During the 1972 visit to Georgia, Reso Karalashvili, who had befriended Böll back in 1966, accompanied the couple on their excursions and meetings and afterwards wrote down his impressions in a newspaper article. Böll, as described by Karalashvili, is a somewhat arresting character - his outer appearance and voice are rugged, he dislikes ties and is far more interested in the details and peculiarities of daily street life and conversations than in tourist sights, gastronomical excesses and official receptions. At the same time, it is Böll’s genuineness, his straightforwardness and disengagement with superficialities that gain him sympathy among his Georgian acquaintances. And, according to Karalashvili, when Böll speaks, the words he utters seem to be carefully selected and reflect humanism, down-to-earthiness and compassion.

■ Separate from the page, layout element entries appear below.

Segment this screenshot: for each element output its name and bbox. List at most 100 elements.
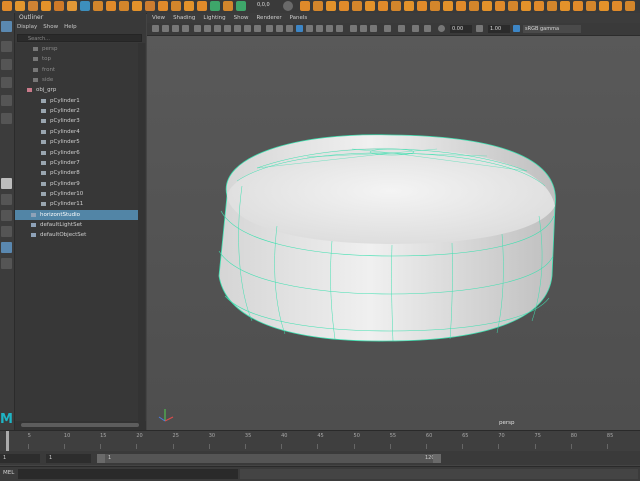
shelf-orange-icon[interactable]	[313, 1, 323, 11]
smooth-shade-icon[interactable]	[276, 25, 283, 32]
bookmark-icon[interactable]	[172, 25, 179, 32]
screen-space-ao-icon[interactable]	[350, 25, 357, 32]
shelf-orange-icon[interactable]	[54, 1, 64, 11]
layout-single-icon[interactable]	[1, 178, 12, 189]
exposure-icon[interactable]	[438, 25, 445, 32]
shelf-orange-icon[interactable]	[326, 1, 336, 11]
outliner-row[interactable]: pCylinder3	[15, 116, 138, 126]
shelf-orange-icon[interactable]	[508, 1, 518, 11]
safe-action-icon[interactable]	[244, 25, 251, 32]
outliner-row[interactable]: pCylinder1	[15, 96, 138, 106]
outliner-row[interactable]: pCylinder6	[15, 148, 138, 158]
command-input[interactable]	[18, 469, 238, 479]
shelf-orange-icon[interactable]	[15, 1, 25, 11]
gate-mask-icon[interactable]	[224, 25, 231, 32]
shelf-orange-icon[interactable]	[521, 1, 531, 11]
shelf-orange-icon[interactable]	[586, 1, 596, 11]
shelf-orange-icon[interactable]	[41, 1, 51, 11]
outliner-row[interactable]: pCylinder5	[15, 137, 138, 147]
range-slider-track[interactable]: 1	[105, 454, 433, 463]
shelf-orange-icon[interactable]	[443, 1, 453, 11]
shelf-orange-icon[interactable]	[67, 1, 77, 11]
shelf-orange-icon[interactable]	[365, 1, 375, 11]
outliner-row[interactable]: pCylinder11	[15, 199, 138, 209]
outliner-row[interactable]: obj_grp	[15, 85, 138, 95]
shelf-orange-icon[interactable]	[171, 1, 181, 11]
shelf-orange-icon[interactable]	[560, 1, 570, 11]
gamma-field[interactable]: 1.00	[488, 25, 510, 33]
wireframe-icon[interactable]	[266, 25, 273, 32]
shelf-orange-icon[interactable]	[223, 1, 233, 11]
outliner-menu-show[interactable]: Show	[43, 24, 58, 30]
shelf-orange-icon[interactable]	[145, 1, 155, 11]
shadows-icon[interactable]	[336, 25, 343, 32]
select-tool-icon[interactable]	[1, 21, 12, 32]
outliner-vertical-scrollbar[interactable]	[138, 43, 145, 421]
shelf-orange-icon[interactable]	[106, 1, 116, 11]
layout-four-icon[interactable]	[1, 194, 12, 205]
outliner-row[interactable]: defaultLightSet	[15, 220, 138, 230]
range-slider-handle-right[interactable]	[433, 454, 441, 463]
shelf-orange-icon[interactable]	[547, 1, 557, 11]
camera-attr-icon[interactable]	[162, 25, 169, 32]
shelf-orange-icon[interactable]	[93, 1, 103, 11]
shelf-gray-icon[interactable]	[283, 1, 293, 11]
shelf-orange-icon[interactable]	[184, 1, 194, 11]
color-space-dropdown[interactable]: sRGB gamma	[523, 25, 581, 33]
outliner-row[interactable]: top	[15, 54, 138, 64]
shelf-orange-icon[interactable]	[119, 1, 129, 11]
outliner-row[interactable]: pCylinder8	[15, 168, 138, 178]
playback-start-field[interactable]: 1	[46, 454, 91, 463]
grid-icon[interactable]	[194, 25, 201, 32]
shelf-orange-icon[interactable]	[391, 1, 401, 11]
shelf-orange-icon[interactable]	[573, 1, 583, 11]
shelf-orange-icon[interactable]	[158, 1, 168, 11]
backface-icon[interactable]	[424, 25, 431, 32]
perspective-viewport[interactable]: persp	[147, 36, 640, 430]
xray-active-icon[interactable]	[412, 25, 419, 32]
outliner-row[interactable]: front	[15, 65, 138, 75]
outliner-row[interactable]: side	[15, 75, 138, 85]
shelf-orange-icon[interactable]	[132, 1, 142, 11]
xray-icon[interactable]	[306, 25, 313, 32]
camera-select-icon[interactable]	[152, 25, 159, 32]
outliner-menu-help[interactable]: Help	[64, 24, 77, 30]
textured-icon[interactable]	[316, 25, 323, 32]
gamma-icon[interactable]	[476, 25, 483, 32]
shelf-orange-icon[interactable]	[28, 1, 38, 11]
resolution-gate-icon[interactable]	[214, 25, 221, 32]
layout-persp-outliner-icon[interactable]	[1, 226, 12, 237]
shelf-orange-icon[interactable]	[625, 1, 635, 11]
lighting-icon[interactable]	[326, 25, 333, 32]
outliner-row[interactable]: pCylinder9	[15, 179, 138, 189]
shelf-orange-icon[interactable]	[197, 1, 207, 11]
outliner-row[interactable]: defaultObjectSet	[15, 230, 138, 240]
menu-renderer[interactable]: Renderer	[256, 13, 281, 23]
shelf-blue-icon[interactable]	[80, 1, 90, 11]
menu-show[interactable]: Show	[234, 13, 249, 23]
current-time-marker[interactable]	[6, 431, 9, 451]
multisample-icon[interactable]	[370, 25, 377, 32]
shelf-orange-icon[interactable]	[482, 1, 492, 11]
shelf-orange-icon[interactable]	[495, 1, 505, 11]
shelf-orange-icon[interactable]	[404, 1, 414, 11]
outliner-row[interactable]: pCylinder2	[15, 106, 138, 116]
safe-title-icon[interactable]	[254, 25, 261, 32]
shelf-orange-icon[interactable]	[469, 1, 479, 11]
isolate-select-icon[interactable]	[384, 25, 391, 32]
field-chart-icon[interactable]	[234, 25, 241, 32]
xray-joints-icon[interactable]	[398, 25, 405, 32]
cushion-mesh[interactable]	[218, 134, 556, 342]
outliner-search-input[interactable]: Search...	[17, 34, 142, 42]
outliner-scroll-thumb[interactable]	[21, 423, 139, 427]
color-management-icon[interactable]	[513, 25, 520, 32]
shelf-orange-icon[interactable]	[352, 1, 362, 11]
outliner-row[interactable]: pCylinder7	[15, 158, 138, 168]
shelf-orange-icon[interactable]	[430, 1, 440, 11]
outliner-horizontal-scrollbar[interactable]	[15, 421, 146, 430]
menu-view[interactable]: View	[152, 13, 165, 23]
rotate-tool-icon[interactable]	[1, 95, 12, 106]
paint-tool-icon[interactable]	[1, 59, 12, 70]
image-plane-icon[interactable]	[182, 25, 189, 32]
outliner-row[interactable]: horizontStudio	[15, 209, 138, 220]
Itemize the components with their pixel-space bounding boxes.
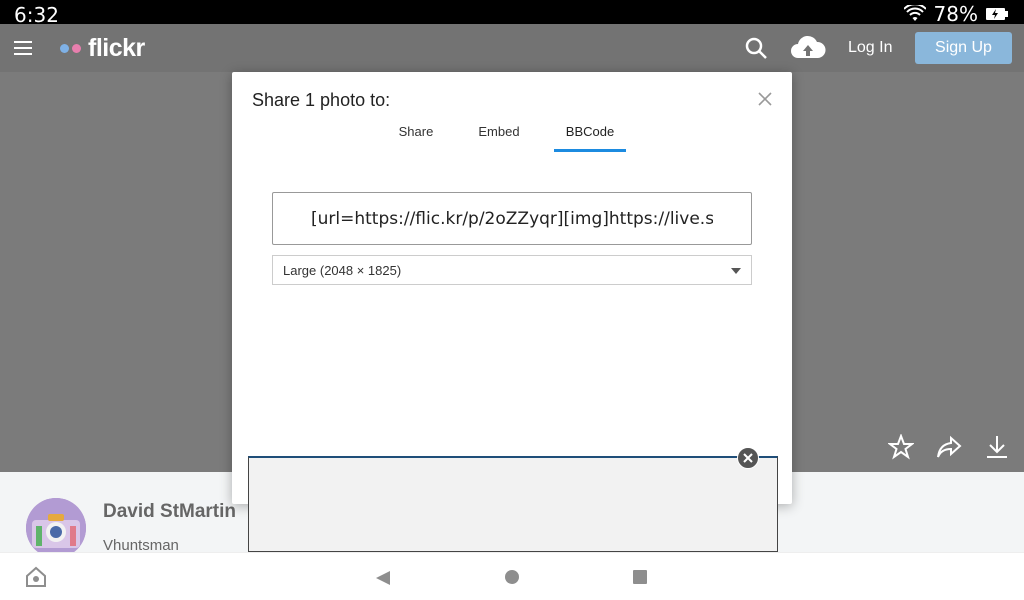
photo-actions [888, 434, 1010, 460]
avatar[interactable] [26, 498, 86, 558]
tab-embed[interactable]: Embed [472, 124, 526, 152]
back-icon[interactable] [374, 569, 392, 587]
menu-icon[interactable] [14, 41, 32, 55]
top-header: flickr Log In Sign Up [0, 24, 1024, 72]
login-link[interactable]: Log In [848, 39, 892, 57]
status-bar: 6:32 78% [0, 0, 1024, 27]
navigation-bar [0, 552, 1024, 600]
battery-charging-icon [986, 8, 1008, 20]
close-icon [743, 453, 753, 463]
recents-icon[interactable] [633, 570, 647, 584]
logo-blue-dot [60, 44, 69, 53]
size-select[interactable]: Large (2048 × 1825) [272, 255, 752, 285]
logo-pink-dot [72, 44, 81, 53]
ad-panel [248, 456, 778, 552]
status-right: 78% [903, 2, 1008, 26]
author-name[interactable]: David StMartin [103, 501, 236, 523]
size-select-value: Large (2048 × 1825) [283, 263, 402, 278]
logo-text: flickr [88, 34, 145, 62]
signup-button[interactable]: Sign Up [915, 32, 1012, 64]
wifi-icon [903, 5, 926, 21]
tab-share[interactable]: Share [392, 124, 440, 152]
battery-percent: 78% [933, 2, 978, 26]
flickr-logo[interactable]: flickr [60, 34, 145, 63]
chevron-down-icon [731, 268, 741, 274]
tab-bbcode[interactable]: BBCode [554, 124, 626, 152]
download-icon[interactable] [984, 434, 1010, 460]
ad-close-button[interactable] [737, 447, 759, 469]
cloud-upload-icon[interactable] [790, 34, 826, 62]
home-launcher-icon[interactable] [24, 565, 48, 589]
share-tabs: Share Embed BBCode [232, 124, 792, 152]
home-icon[interactable] [505, 570, 519, 584]
star-icon[interactable] [888, 434, 914, 460]
share-modal: Share 1 photo to: Share Embed BBCode Lar… [232, 72, 792, 504]
share-arrow-icon[interactable] [936, 434, 962, 460]
close-icon[interactable] [756, 90, 774, 108]
modal-title: Share 1 photo to: [252, 90, 391, 110]
bbcode-field [272, 192, 752, 245]
bbcode-input[interactable] [273, 193, 751, 244]
camera-avatar-icon [26, 498, 86, 558]
search-icon[interactable] [744, 36, 768, 60]
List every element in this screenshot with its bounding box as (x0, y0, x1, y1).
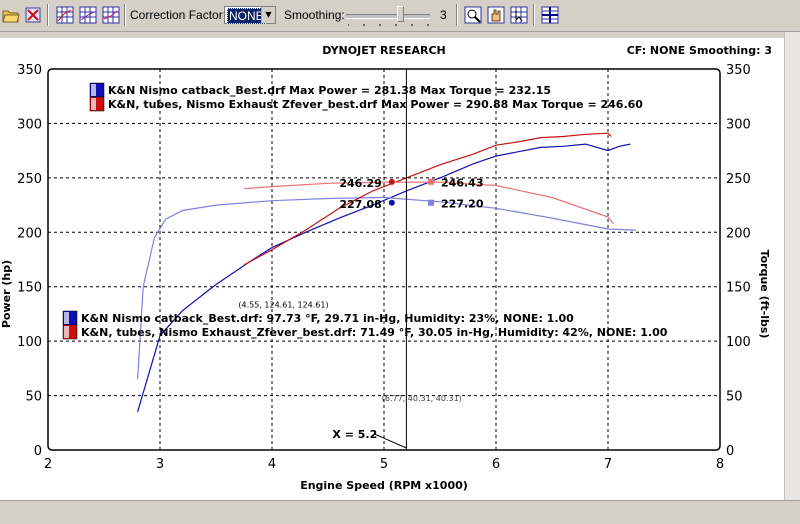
y-tick-label-right: 100 (726, 335, 751, 350)
y-tick-label-right: 150 (726, 281, 751, 296)
y-tick-label-left: 0 (34, 444, 42, 459)
clear-runs-icon[interactable] (24, 6, 42, 24)
legend-bottom-text: K&N, tubes, Nismo Exhaust_Zfever_best.dr… (81, 326, 668, 339)
cf-smoothing-status: CF: NONE Smoothing: 3 (627, 44, 772, 57)
smoothing-label: Smoothing: (284, 8, 345, 22)
y-tick-label-right: 0 (726, 444, 734, 459)
status-bar (0, 500, 800, 524)
x-tick-label: 4 (268, 457, 276, 472)
chevron-down-icon[interactable]: ▼ (261, 7, 275, 23)
data-marker (388, 178, 395, 185)
y-tick-label-left: 100 (17, 335, 42, 350)
data-marker (428, 199, 435, 206)
correction-factor-label: Correction Factor: (130, 8, 227, 22)
x-tick-label: 2 (44, 457, 52, 472)
legend-top-swatch-highlight (91, 98, 96, 110)
pan-icon[interactable] (487, 6, 505, 24)
x-axis-label: Engine Speed (RPM x1000) (300, 479, 468, 492)
legend-bottom-text: K&N Nismo catback_Best.drf: 97.73 °F, 29… (81, 312, 574, 325)
cursor-icon[interactable] (510, 6, 528, 24)
plot-frame (47, 68, 721, 451)
right-axis-label: Torque (ft-lbs) (758, 250, 771, 339)
crosshair-label: (6.77, 40.31, 40.31) (382, 394, 462, 403)
toolbar: Correction Factor: NONE ▼ Smoothing: 3 (0, 0, 800, 32)
y-tick-label-left: 150 (17, 281, 42, 296)
y-tick-label-left: 250 (17, 172, 42, 187)
y-tick-label-right: 250 (726, 172, 751, 187)
y-tick-label-left: 350 (17, 63, 42, 78)
y-tick-label-left: 200 (17, 226, 42, 241)
grid-icon-2[interactable] (79, 6, 97, 24)
x-tick-label: 7 (604, 457, 612, 472)
legend-bottom-swatch-highlight (64, 312, 69, 324)
left-axis-label: Power (hp) (0, 260, 13, 328)
correction-factor-value: NONE (227, 8, 266, 24)
y-tick-label-right: 50 (726, 390, 743, 405)
grid-icon-1[interactable] (56, 6, 74, 24)
vertical-scrollbar[interactable] (784, 32, 800, 500)
x-tick-label: 5 (380, 457, 388, 472)
data-marker-label: 246.43 (441, 177, 483, 190)
y-tick-label-right: 200 (726, 226, 751, 241)
data-marker (388, 199, 395, 206)
legend-top-text: K&N Nismo catback_Best.drf Max Power = 2… (108, 84, 551, 97)
chart-title: DYNOJET RESEARCH (322, 44, 445, 57)
cursor-label: X = 5.2 (332, 428, 377, 441)
x-tick-label: 3 (156, 457, 164, 472)
legend-top-text: K&N, tubes, Nismo Exhaust Zfever_best.dr… (108, 98, 643, 111)
smoothing-slider-thumb[interactable] (397, 6, 404, 22)
smoothing-slider[interactable] (344, 4, 434, 26)
grid-icon-3[interactable] (102, 6, 120, 24)
crosshair-label: (4.55, 124.61, 124.61) (238, 300, 328, 309)
legend-top-swatch-highlight (91, 84, 96, 96)
zoom-icon[interactable] (464, 6, 482, 24)
data-marker (428, 178, 435, 185)
y-tick-label-left: 50 (25, 390, 42, 405)
data-marker-label: 227.08 (339, 198, 381, 211)
correction-factor-select[interactable]: NONE ▼ (224, 6, 276, 24)
crosshair-icon[interactable] (541, 6, 559, 24)
y-tick-label-right: 350 (726, 63, 751, 78)
open-folder-icon[interactable] (2, 6, 20, 24)
x-tick-label: 6 (492, 457, 500, 472)
data-marker-label: 227.20 (441, 198, 484, 211)
legend-bottom-swatch-highlight (64, 326, 69, 338)
smoothing-value: 3 (440, 8, 447, 22)
y-tick-label-left: 300 (17, 117, 42, 132)
y-tick-label-right: 300 (726, 117, 751, 132)
x-tick-label: 8 (716, 457, 724, 472)
dyno-chart[interactable]: DYNOJET RESEARCH CF: NONE Smoothing: 3 0… (0, 38, 784, 500)
dyno-chart-area: DYNOJET RESEARCH CF: NONE Smoothing: 3 0… (0, 38, 784, 500)
data-marker-label: 246.29 (339, 177, 381, 190)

When, shortly before boarding his plane back to Europe, Böll was asked, when he would return to Georgia, he answered: “I am going to come. Maybe in one year, maybe in one and a half. Anyway, only when I won’t be chairman of PEN anymore. Then I want to come privately. I can’t stand all of this formal fuss.” This, however, was to be his last trip to the Southern Caucasus - his wish to return didn’t come true.

Between and after his visits, there was a frequent exchange of letters between Heinrich Böll and his Georgian circle of friends. Böll praised Georgian brandy and hospitality and repeatedly sent foreign translations of books and other scarce commodities to Tbilisi. In a lot of Böll’s late correspondence resonates subtle nostalgia for his Caucasian travels. Thus, he ended one of his letters to Lev Kopelev with the following words: “So long, good friend, please give my warm, warm, warm greetings to all friends, especially to those in Georgia.”